Carnet de bord 2020, semaine 27 5 juillet 2020 – Publié dans : Carnet de bord – Mots-clés : , , , , , , ,

publie.net, le feuilleton, à retrouver chaque semaine, par GV

lundi

Le premier truc qu'on fait un lundi détermine-t-il le reste de ma semaine (acte II, l'acte I se trouvant quelque part en arrière dans le temps mais je n'ai pas retrouvé où) ? J'espère que non : voilà que je tape machinalement http://www.publie.net/bourrique et non boutique. J'aurais été plus inspiré de commencer par relire le premier tome de L'amitié des voix de Jacques Ancet, dans lequel on trouve ce passage qui place le rapport amoureux et la traduction sur le même plan :

Car ce dont il s’agit ici, c’est toujours de l’amour. Et l’amour, quel que soit le nom qu’on lui donne, la charge d’affects, d’images et de valeurs dont on l’investit, qu’est-il d’autre sinon cela : devenir l’autre par participation ? Ce qui, on l’a dit, serait également une parfaite définition de l’acte de traduire.

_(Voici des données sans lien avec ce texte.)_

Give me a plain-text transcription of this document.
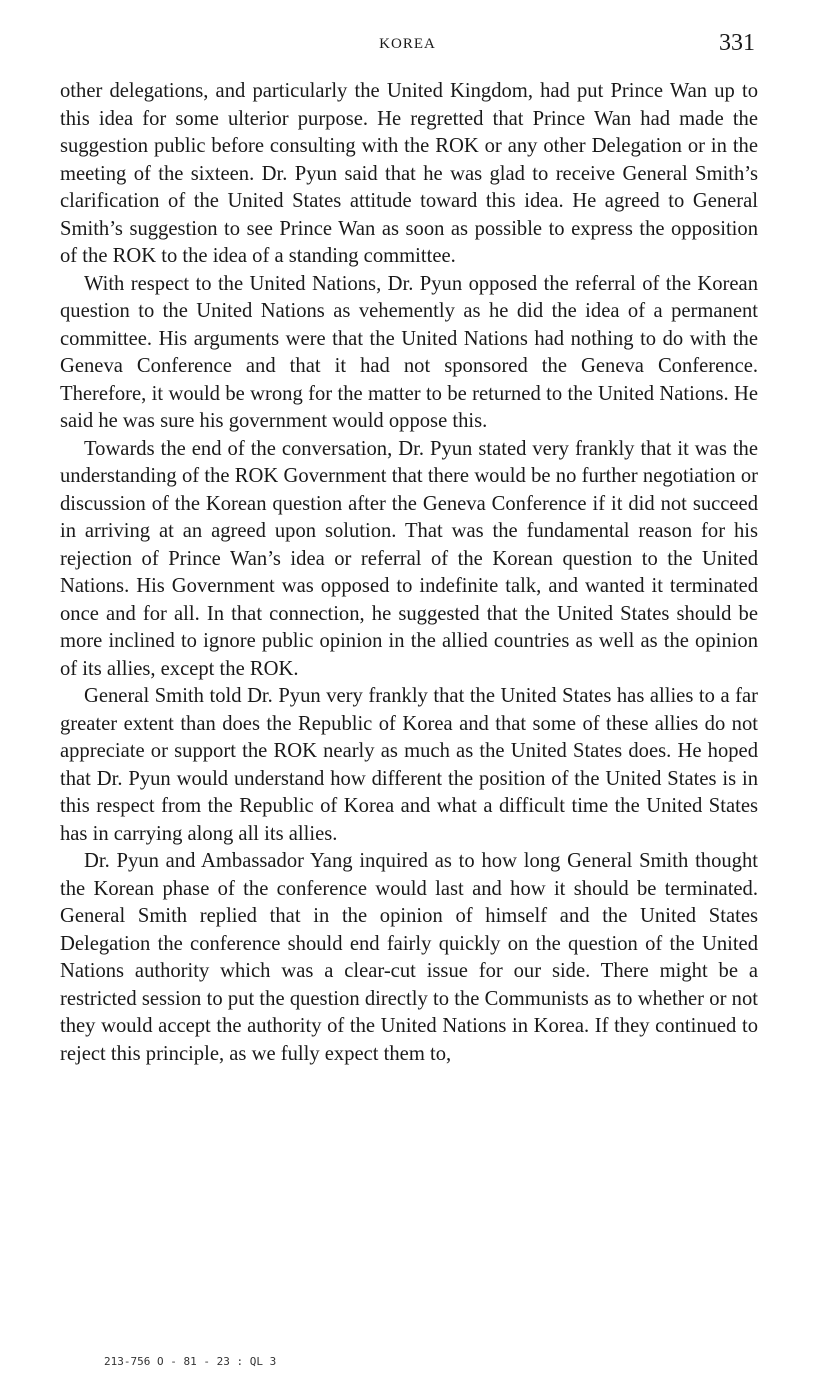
KOREA	331

other delegations, and particularly the United Kingdom, had put Prince Wan up to this idea for some ulterior purpose. He regretted that Prince Wan had made the suggestion public before consulting with the ROK or any other Delegation or in the meeting of the sixteen. Dr. Pyun said that he was glad to receive General Smith’s clarification of the United States attitude toward this idea. He agreed to General Smith’s suggestion to see Prince Wan as soon as possible to express the opposition of the ROK to the idea of a standing committee.

With respect to the United Nations, Dr. Pyun opposed the referral of the Korean question to the United Nations as vehemently as he did the idea of a permanent committee. His arguments were that the United Nations had nothing to do with the Geneva Conference and that it had not sponsored the Geneva Conference. Therefore, it would be wrong for the matter to be returned to the United Nations. He said he was sure his government would oppose this.

Towards the end of the conversation, Dr. Pyun stated very frankly that it was the understanding of the ROK Government that there would be no further negotiation or discussion of the Korean question after the Geneva Conference if it did not succeed in arriving at an agreed upon solution. That was the fundamental reason for his rejection of Prince Wan’s idea or referral of the Korean question to the United Nations. His Government was opposed to indefinite talk, and wanted it terminated once and for all. In that connection, he suggested that the United States should be more inclined to ignore public opinion in the allied countries as well as the opinion of its allies, except the ROK.

General Smith told Dr. Pyun very frankly that the United States has allies to a far greater extent than does the Republic of Korea and that some of these allies do not appreciate or support the ROK nearly as much as the United States does. He hoped that Dr. Pyun would understand how different the position of the United States is in this respect from the Republic of Korea and what a difficult time the United States has in carrying along all its allies.

Dr. Pyun and Ambassador Yang inquired as to how long General Smith thought the Korean phase of the conference would last and how it should be terminated. General Smith replied that in the opinion of himself and the United States Delegation the conference should end fairly quickly on the question of the United Nations authority which was a clear-cut issue for our side. There might be a restricted session to put the question directly to the Communists as to whether or not they would accept the authority of the United Nations in Korea. If they continued to reject this principle, as we fully expect them to,

213-756 O - 81 - 23 : QL 3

Je ne crois pas que l'on parle de traduction ni d'amour avec Benoît Vincent, que j'ai un moment au téléphone en fin de matinée (encore que, ne parle-t-on pas finalement que d'amour et de traduction quand on parle ? à méditer). Ce que je peux dire en revanche, c'est que lui doit m'entendre avec, en fond sonore, une espèce de scie à métaux en marche qui fait des étincelles (énièmes travaux dans une rue parisienne) et que, de mon côté, j'envie son fond sonore à lui, autrement plus bucolique, à base de bruits d'oiseaux. Il y a aussi des oiseaux le long de mon parcours en ligne droite jusque chez Philippe (car j'en suis à plagier Anne Savelli : je marche), où je récupère quelques Sœur(s), comprendre bien le livre qui s'appelle Sœur(s) et non un genre d'élevage de nonnes en batterie, pas de ça chez nous (nos livres sont élevés en plein air et nourris au grain).

 

mardi

Il y a un passage de Jacques Ancet vers Benoît Vincent, de L'amitié des voix vers La littérature inquiète (et inversement). C'est la fleur de Mallarmé, l'absente de tous bouquets. Je le constate en relisant l'un, après avoir relu l'autre. Voici où cela se situe chez Jacques Ancet :

Le poème ne nomme  donc pas l’objet : il ne fait que l’évoquer, le suggérer. Il en détruit la dimension foncièrement conceptuelle par la richesse concrète de ses relations signifiantes et, du même mouvement, en diffuse et réorganise les éléments épars dans le réseau d’échos et de miroitements internes — « virtuelle traînée de feu sur des pierreries » — qui est comme l’empreinte de la voix ou « mélodie » intérieure. Mort et résurrection. Schème fondamental de la poétique de Mallarmé, comme de toute poésie. Cette création subjective de la réalité, Mallarmé, dans ses dialogues avec Jules Huret, l’appelle symbole. Le monde passé par le silence (la musique) de la voix y resurgit comme à l’état naissant. C’est ainsi, du moins, que j’aime lire la célébrissime formule : « Je dis : une fleur ! et, hors de l’oubli où ma voix relègue aucun contour, en tant que quelque chose d’autre que les calices sus, musicalement se lève, idée même et suave, l’absente de tous bouquets. »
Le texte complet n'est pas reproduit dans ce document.